第1話

 ガシェー大国は、マトハルと同じような砂漠地帯の隣国である。

 ただし違いを挙げるならばオアシスの数がマトハル国より多いほか、特産品や果実もこことは異なるものが流通しているという部分。

 そして何より決定的に違うのが、数年前まではよく雨が降り、今も国が豊かという点だ。


 実はそのガシェー国とマトハル国は昔から仲が悪く、過去には戦争をした事さえある。


 そのガシェー国の王から今回、親交の証として送られてくるのが、国にひどい水害をもたらし多くの人々の命を奪った【罪人】と噂される女だった。

 元は減少傾向にある遊牧民で、希少なゲシュム族の姫だという。


 実はこのゲシュム族には昔から不思議な力が宿り…信仰に厚い一族の女が祈れば恵みの雨をもたらすという伝説があった。


 確かに今年の春…ガシェー国内では酷い水害が起こり大勢の人が亡くなっていた。

 

 かと言ってたった一人の人間がそれだけの規模の水害を祈りだけで引き起こしたとはにわかには信じられない。

 自然災害という事象だけに証拠でもない限り事実かどうかを確かめるすべはないのである。

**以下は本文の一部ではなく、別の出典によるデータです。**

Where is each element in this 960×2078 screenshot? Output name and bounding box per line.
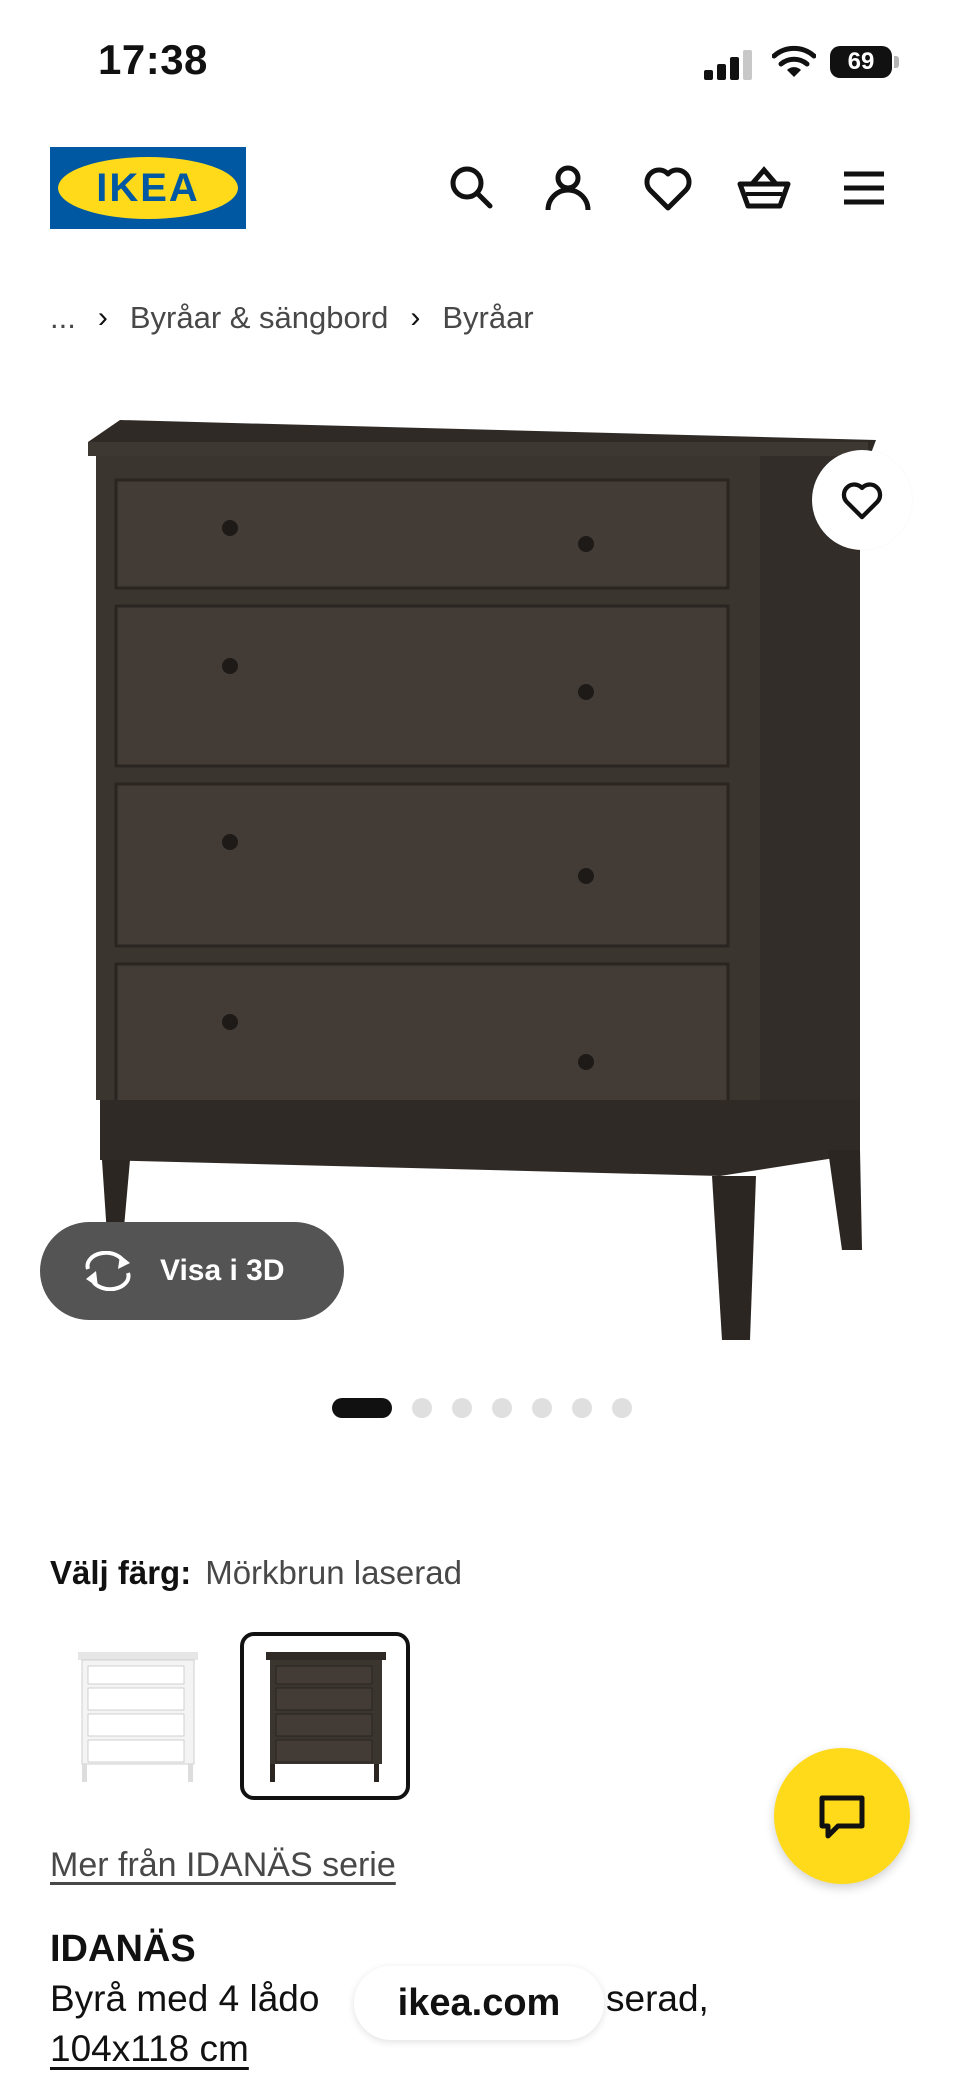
breadcrumb-item-dressers-nightstands[interactable]: Byråar & sängbord bbox=[130, 300, 388, 336]
heart-icon bbox=[841, 482, 883, 520]
color-option-dark-brown[interactable] bbox=[240, 1632, 410, 1800]
rotate-3d-icon bbox=[85, 1251, 131, 1291]
product-name: IDANÄS bbox=[50, 1928, 196, 1970]
breadcrumb: ... › Byråar & sängbord › Byråar bbox=[50, 300, 534, 336]
color-option-white[interactable] bbox=[52, 1632, 222, 1800]
chevron-right-icon: › bbox=[410, 301, 421, 334]
ikea-logo[interactable]: IKEA bbox=[50, 147, 246, 229]
carousel-dot[interactable] bbox=[452, 1398, 472, 1418]
wifi-icon bbox=[772, 45, 816, 77]
product-size-link[interactable]: 104x118 cm bbox=[50, 2028, 249, 2070]
breadcrumb-item-dressers[interactable]: Byråar bbox=[442, 300, 533, 336]
chat-icon bbox=[819, 1795, 865, 1839]
breadcrumb-ellipsis[interactable]: ... bbox=[50, 300, 76, 336]
search-icon[interactable] bbox=[444, 160, 500, 216]
add-to-favourites-button[interactable] bbox=[812, 450, 912, 550]
carousel-dot[interactable] bbox=[492, 1398, 512, 1418]
color-selector-label: Välj färg: Mörkbrun laserad bbox=[50, 1554, 462, 1592]
view-in-3d-button[interactable]: Visa i 3D bbox=[40, 1222, 344, 1320]
battery-indicator: 69 bbox=[830, 46, 892, 78]
status-time: 17:38 bbox=[98, 36, 208, 83]
carousel-dot[interactable] bbox=[412, 1398, 432, 1418]
chat-button[interactable] bbox=[774, 1748, 910, 1884]
heart-icon[interactable] bbox=[640, 160, 696, 216]
carousel-dot[interactable] bbox=[332, 1398, 392, 1418]
product-description-end: serad, bbox=[606, 1978, 709, 2019]
carousel-dot[interactable] bbox=[532, 1398, 552, 1418]
carousel-dot[interactable] bbox=[572, 1398, 592, 1418]
signal-icon bbox=[704, 48, 754, 80]
basket-icon[interactable] bbox=[736, 160, 792, 216]
dark-brown-dresser-thumbnail bbox=[266, 1652, 386, 1782]
account-icon[interactable] bbox=[540, 160, 596, 216]
choose-color-label: Välj färg: bbox=[50, 1554, 192, 1591]
view-in-3d-label: Visa i 3D bbox=[160, 1254, 285, 1287]
series-link[interactable]: Mer från IDANÄS serie bbox=[50, 1846, 396, 1885]
product-image[interactable] bbox=[80, 410, 880, 1350]
image-carousel-indicator[interactable] bbox=[332, 1398, 632, 1418]
carousel-dot[interactable] bbox=[612, 1398, 632, 1418]
battery-tip bbox=[894, 56, 899, 68]
selected-color-value: Mörkbrun laserad bbox=[205, 1554, 462, 1591]
chevron-right-icon: › bbox=[97, 301, 108, 334]
product-description-start: Byrå med 4 lådo bbox=[50, 1978, 320, 2019]
menu-icon[interactable] bbox=[836, 160, 892, 216]
logo-text: IKEA bbox=[96, 166, 200, 210]
white-dresser-thumbnail bbox=[78, 1652, 198, 1782]
browser-url-bar[interactable]: ikea.com bbox=[354, 1966, 604, 2040]
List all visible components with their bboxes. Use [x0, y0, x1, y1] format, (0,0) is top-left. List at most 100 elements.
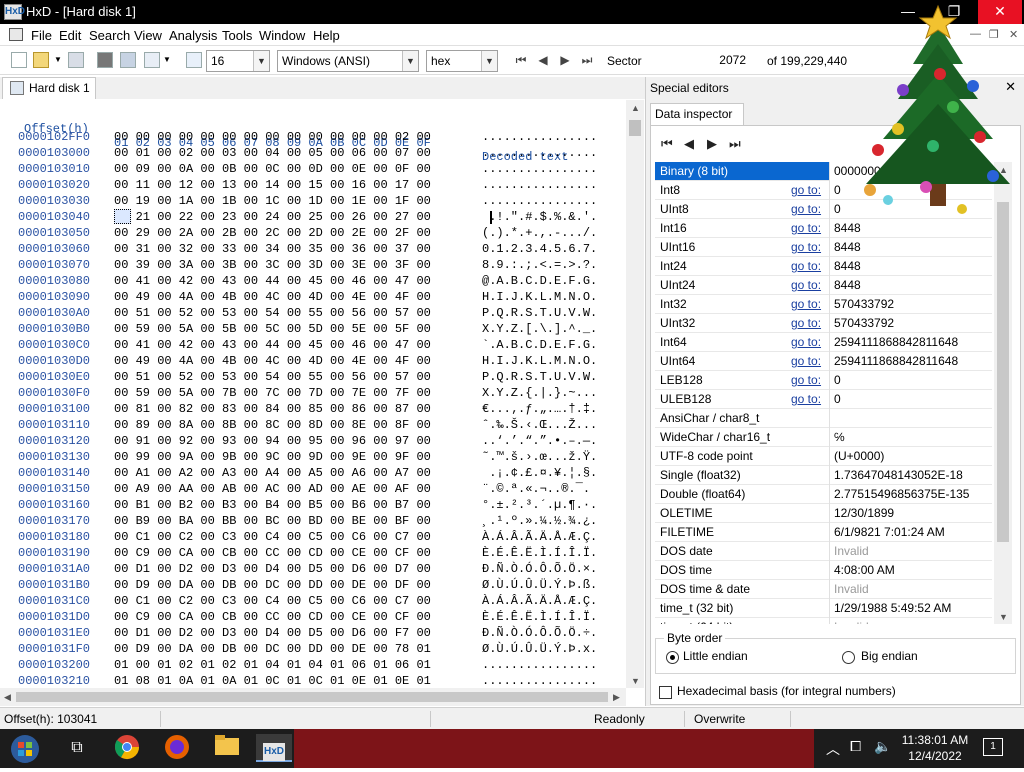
row-bytes[interactable]: 00 C1 00 C2 00 C3 00 C4 00 C5 00 C6 00 C… [114, 594, 431, 608]
sector-input[interactable]: 2072 [650, 53, 746, 67]
row-bytes[interactable]: 01 08 01 0A 01 0A 01 0C 01 0C 01 0E 01 0… [114, 674, 431, 688]
row-bytes[interactable]: 00 D1 00 D2 00 D3 00 D4 00 D5 00 D6 00 D… [114, 562, 431, 576]
hex-row[interactable]: 0000103070 00 39 00 3A 00 3B 00 3C 00 3D … [0, 258, 626, 274]
scroll-thumb[interactable] [629, 120, 641, 136]
inspector-row[interactable]: Int64 go to: 2594111868842811648 [655, 333, 992, 352]
hex-row[interactable]: 0000103040 00 21 00 22 00 23 00 24 00 25 … [0, 210, 626, 226]
chevron-up-icon[interactable]: ︿ [826, 739, 840, 759]
next-icon[interactable]: ▶ [707, 136, 717, 152]
row-bytes[interactable]: 00 D1 00 D2 00 D3 00 D4 00 D5 00 D6 00 F… [114, 626, 431, 640]
go-to-link[interactable]: go to: [791, 316, 821, 330]
inspector-value[interactable]: 6/1/9821 7:01:24 AM [829, 523, 992, 542]
hex-row[interactable]: 0000103190 00 C9 00 CA 00 CB 00 CC 00 CD … [0, 546, 626, 562]
inspector-value[interactable]: Invalid [829, 542, 992, 561]
go-to-link[interactable]: go to: [791, 278, 821, 292]
inspector-row[interactable]: UInt16 go to: 8448 [655, 238, 992, 257]
inspector-value[interactable] [829, 409, 992, 428]
scroll-down-icon[interactable]: ▼ [999, 612, 1008, 622]
row-decoded-text[interactable]: `.A.B.C.D.E.F.G. [482, 338, 597, 352]
firefox-icon[interactable] [162, 734, 192, 762]
inspector-value[interactable]: 1/29/1988 5:49:52 AM [829, 599, 992, 618]
hex-row[interactable]: 00001031C0 00 C1 00 C2 00 C3 00 C4 00 C5 … [0, 594, 626, 610]
row-bytes[interactable]: 00 21 00 22 00 23 00 24 00 25 00 26 00 2… [114, 210, 431, 224]
inspector-value[interactable]: 570433792 [829, 295, 992, 314]
menu-search[interactable]: Search [89, 28, 130, 43]
row-decoded-text[interactable]: ................ [482, 146, 597, 160]
hex-row[interactable]: 0000103150 00 A9 00 AA 00 AB 00 AC 00 AD … [0, 482, 626, 498]
inspector-value[interactable]: Invalid [829, 618, 992, 624]
inspector-value[interactable]: ℅ [829, 428, 992, 447]
inspector-value[interactable]: 570433792 [829, 314, 992, 333]
row-bytes[interactable]: 00 81 00 82 00 83 00 84 00 85 00 86 00 8… [114, 402, 431, 416]
row-bytes[interactable]: 00 29 00 2A 00 2B 00 2C 00 2D 00 2E 00 2… [114, 226, 431, 240]
menu-analysis[interactable]: Analysis [169, 28, 217, 43]
notifications-icon[interactable]: 1 [983, 738, 1003, 756]
inspector-value[interactable]: 8448 [829, 257, 992, 276]
open-disk-icon[interactable] [97, 52, 113, 68]
previous-icon[interactable]: ◀ [684, 136, 694, 152]
menu-tools[interactable]: Tools [222, 28, 252, 43]
inspector-value[interactable]: 2594111868842811648 [829, 352, 992, 371]
go-to-link[interactable]: go to: [791, 221, 821, 235]
task-view-icon[interactable]: ⧉ [62, 734, 92, 762]
row-decoded-text[interactable]: ................ [482, 194, 597, 208]
first-sector-icon[interactable]: ⏮ [513, 52, 529, 68]
go-to-link[interactable]: go to: [791, 259, 821, 273]
inspector-row[interactable]: OLETIME 12/30/1899 [655, 504, 992, 523]
row-decoded-text[interactable]: ................ [482, 658, 597, 672]
inspector-row[interactable]: Int24 go to: 8448 [655, 257, 992, 276]
row-decoded-text[interactable]: X.Y.Z.{.|.}.~... [482, 386, 597, 400]
hex-row[interactable]: 0000103020 00 11 00 12 00 13 00 14 00 15 … [0, 178, 626, 194]
row-decoded-text[interactable]: ˆ.‰.Š.‹.Œ...Ž... [482, 418, 597, 432]
hex-row[interactable]: 00001030D0 00 49 00 4A 00 4B 00 4C 00 4D … [0, 354, 626, 370]
hex-row[interactable]: 0000103160 00 B1 00 B2 00 B3 00 B4 00 B5 … [0, 498, 626, 514]
row-bytes[interactable]: 00 A9 00 AA 00 AB 00 AC 00 AD 00 AE 00 A… [114, 482, 431, 496]
go-to-link[interactable]: go to: [791, 297, 821, 311]
hex-row[interactable]: 0000103140 00 A1 00 A2 00 A3 00 A4 00 A5 … [0, 466, 626, 482]
network-icon[interactable]: ⧠ [850, 738, 861, 755]
start-button[interactable] [8, 734, 42, 763]
row-decoded-text[interactable]: .¡.¢.£.¤.¥.¦.§. [482, 466, 597, 480]
data-inspector-scrollbar[interactable]: ▲ ▼ [994, 162, 1012, 624]
volume-icon[interactable]: 🔈 [874, 738, 891, 755]
big-endian-label[interactable]: Big endian [861, 649, 918, 663]
row-bytes[interactable]: 00 59 00 5A 00 7B 00 7C 00 7D 00 7E 00 7… [114, 386, 431, 400]
row-bytes[interactable]: 00 01 00 02 00 03 00 04 00 05 00 06 00 0… [114, 146, 431, 160]
row-decoded-text[interactable]: ..‘.’.“.”.•.–.—. [482, 434, 597, 448]
hex-row[interactable]: 0000103200 01 00 01 02 01 02 01 04 01 04 … [0, 658, 626, 674]
inspector-row[interactable]: DOS date Invalid [655, 542, 992, 561]
row-decoded-text[interactable]: 0.1.2.3.4.5.6.7. [482, 242, 597, 256]
inspector-row[interactable]: ULEB128 go to: 0 [655, 390, 992, 409]
row-decoded-text[interactable]: Ð.Ñ.Ò.Ó.Ô.Õ.Ö.×. [482, 562, 597, 576]
hex-row[interactable]: 0000103090 00 49 00 4A 00 4B 00 4C 00 4D … [0, 290, 626, 306]
inspector-row[interactable]: DOS time 4:08:00 AM [655, 561, 992, 580]
hex-basis-label[interactable]: Hexadecimal basis (for integral numbers) [677, 684, 896, 698]
go-to-link[interactable]: go to: [791, 392, 821, 406]
row-decoded-text[interactable]: ................ [482, 178, 597, 192]
row-bytes[interactable]: 00 11 00 12 00 13 00 14 00 15 00 16 00 1… [114, 178, 431, 192]
row-bytes[interactable]: 00 89 00 8A 00 8B 00 8C 00 8D 00 8E 00 8… [114, 418, 431, 432]
hxd-taskbar-icon[interactable]: HxD [256, 734, 292, 762]
previous-sector-icon[interactable]: ◀ [535, 52, 551, 68]
inspector-row[interactable]: UInt24 go to: 8448 [655, 276, 992, 295]
row-decoded-text[interactable]: 8.9.:.;.<.=.>.?. [482, 258, 597, 272]
go-to-link[interactable]: go to: [791, 373, 821, 387]
big-endian-radio[interactable] [842, 651, 855, 664]
go-to-link[interactable]: go to: [791, 240, 821, 254]
row-bytes[interactable]: 00 41 00 42 00 43 00 44 00 45 00 46 00 4… [114, 338, 431, 352]
chrome-icon[interactable] [112, 734, 142, 762]
inspector-value[interactable]: 8448 [829, 238, 992, 257]
go-to-link[interactable]: go to: [791, 354, 821, 368]
go-to-link[interactable]: go to: [791, 335, 821, 349]
inspector-value[interactable]: 2594111868842811648 [829, 333, 992, 352]
hex-row[interactable]: 0000103100 00 81 00 82 00 83 00 84 00 85 … [0, 402, 626, 418]
tools-dropdown-icon[interactable]: ▼ [163, 55, 171, 64]
inspector-row[interactable]: AnsiChar / char8_t [655, 409, 992, 428]
hex-row[interactable]: 0000103010 00 09 00 0A 00 0B 00 0C 00 0D … [0, 162, 626, 178]
inspector-value[interactable]: 0 [829, 390, 992, 409]
row-bytes[interactable]: 00 59 00 5A 00 5B 00 5C 00 5D 00 5E 00 5… [114, 322, 431, 336]
hex-row[interactable]: 0000103080 00 41 00 42 00 43 00 44 00 45 … [0, 274, 626, 290]
row-bytes[interactable]: 00 49 00 4A 00 4B 00 4C 00 4D 00 4E 00 4… [114, 354, 431, 368]
file-tools-icon[interactable] [144, 52, 160, 68]
open-ram-icon[interactable] [120, 52, 136, 68]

 しかもこの婚姻はザイードの許可なしにマトハル国の王妃がガシェー国の王と勝手に取り決めたものだ。


 王妃であり継母であるシャイマーは、とある事情でザイードを長年利用し続けてきた。

 しかし…ザイードがついにシャイマーに見切りをつけて離れると、今度はあの手この手でザイードを王位から遠ざけようとした。

 

 つまりこの婚姻は、ザイードに何の後ろ盾もない姫を当てがい、権力を持たせないようにとするシャイマーの策略だったのだ。


 しかし……そもそもザイードは王位に興味がない。

 むしろ王族というものが嫌で自らここに赴任したようなものだ。

 それにこんな辺境の地にいるザイードに一体何ができようか。


 (【罪人】と言われれば気に掛かるのは確かだが、噂の通りに多くの人々を死に追いやる悪女のような女性なのかどうかは、自分の目で見て確かめなければ何とも…)

 

 これから訪れるであろう花嫁について、ザイードは自らの感情を一歩引き、冷静になって考えていた。